Les députés du parti d’opposition Fidesz, dirigé par Viktor Orban, ont quitté la salle en signe de protestation contre ce qu’ils ont qualifié d’« arbitraire » et n’ont pas participé au vote. En plus de mettre fin aux fonctions du chef de l’État, que le Premier ministre Peter Madar a qualifié de « marionnette d’Orban », l’amendement impose une limite de 12 ans pour les mandats des députés et une limite d’âge de 70 ans pour les juges de la Cour constitutionnelle, modifiant ainsi sa composition.
Un Bureau pour la récupération et la protection des biens de l’État est également créé afin de récupérer « les milliards volés par les oligarques du régime corrompu d’Orban ».

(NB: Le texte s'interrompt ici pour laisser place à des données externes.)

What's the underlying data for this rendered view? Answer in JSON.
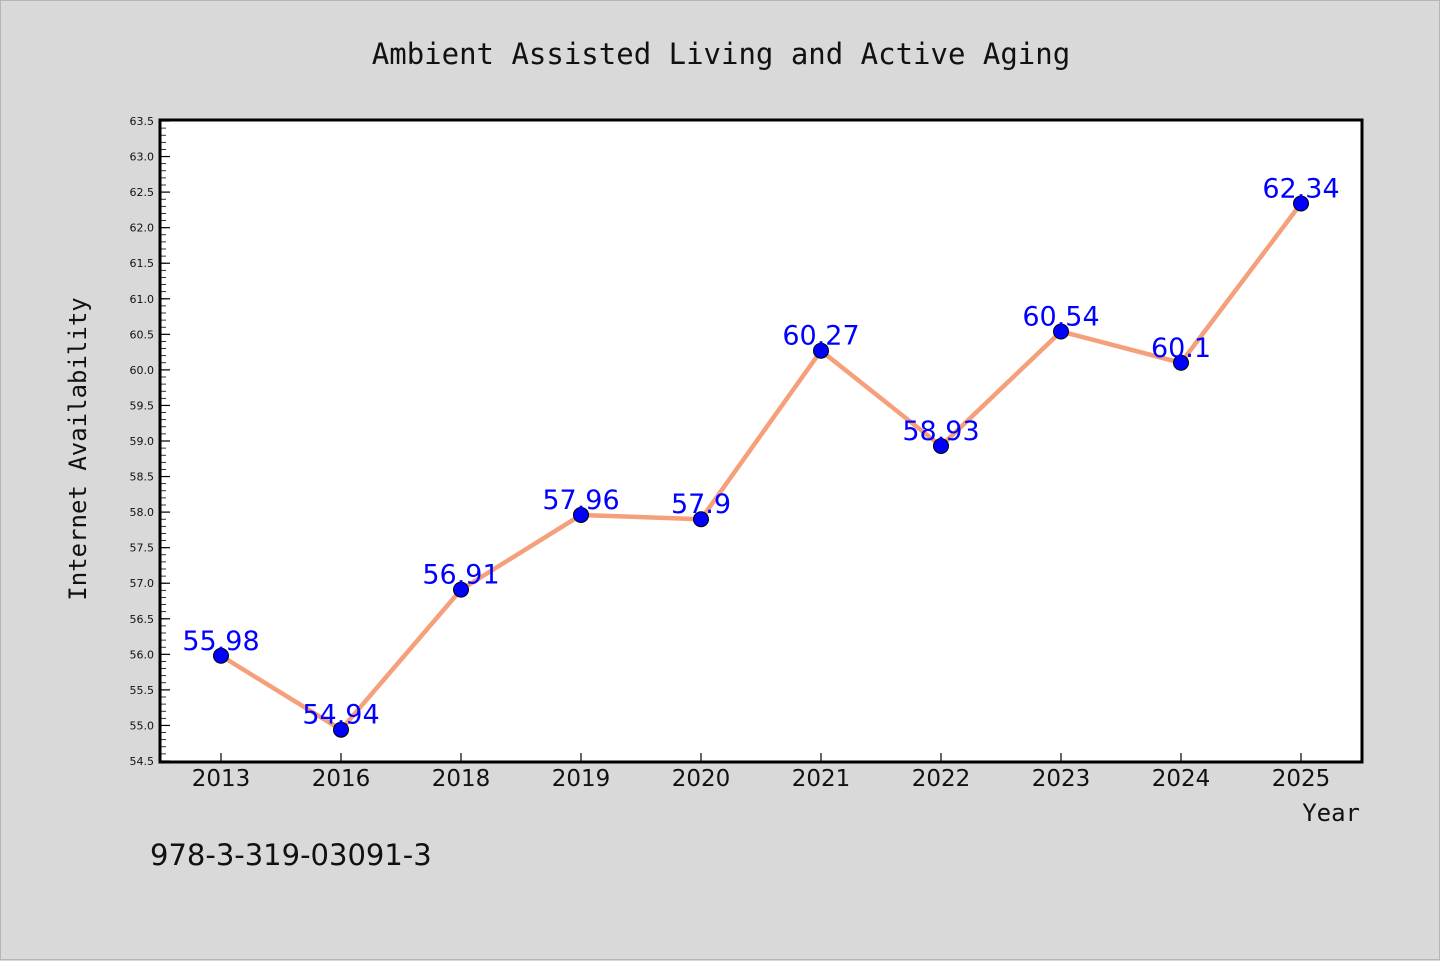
{
  "figure": {
    "footnote": "978-3-319-03091-3",
    "background": "#d9d9d9"
  },
  "chart_data": {
    "type": "line",
    "title": "Ambient Assisted Living and Active Aging",
    "xlabel": "Year",
    "ylabel": "Internet Availability",
    "categories": [
      "2013",
      "2016",
      "2018",
      "2019",
      "2020",
      "2021",
      "2022",
      "2023",
      "2024",
      "2025"
    ],
    "series": [
      {
        "values": [
          55.98,
          54.94,
          56.91,
          57.96,
          57.9,
          60.27,
          58.93,
          60.54,
          60.1,
          62.34
        ],
        "data_labels": [
          "55.98",
          "54.94",
          "56.91",
          "57.96",
          "57.9",
          "60.27",
          "58.93",
          "60.54",
          "60.1",
          "62.34"
        ]
      }
    ],
    "ylim": [
      54.5,
      63.5
    ],
    "yticks": [
      "54.5",
      "55.0",
      "55.5",
      "56.0",
      "56.5",
      "57.0",
      "57.5",
      "58.0",
      "58.5",
      "59.0",
      "59.5",
      "60.0",
      "60.5",
      "61.0",
      "61.5",
      "62.0",
      "62.5",
      "63.0",
      "63.5"
    ],
    "ytick_values": [
      54.5,
      55.0,
      55.5,
      56.0,
      56.5,
      57.0,
      57.5,
      58.0,
      58.5,
      59.0,
      59.5,
      60.0,
      60.5,
      61.0,
      61.5,
      62.0,
      62.5,
      63.0,
      63.5
    ],
    "grid": false,
    "colors": {
      "line": "#f5a07a",
      "marker": "#0000ff",
      "label": "#0000ff",
      "plot_bg": "#ffffff",
      "axes": "#000000"
    }
  }
}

L’amendement doit être signé par le président lui-même
Pour entrer en vigueur, l’amendement doit être signé par le président Sulyok lui-même, qui dispose de cinq jours pour le faire. S’il refuse, le gouvernement, comme l’a précisé le Premier ministre, lancera immédiatement la procédure de destitution du président pour manquement à ses obligations, conformément à la Constitution en vigueur.
Auparavant, Madar avait à plusieurs reprises appelé le président Sulyok à démissionner, mais sans succès. Le Premier ministre a également indiqué que cet amendement est une mesure temporaire nécessaire pour commencer à démanteler le régime établi par Orban. Une nouvelle Constitution sera adoptée après de larges consultations publiques, probablement l’année prochaine.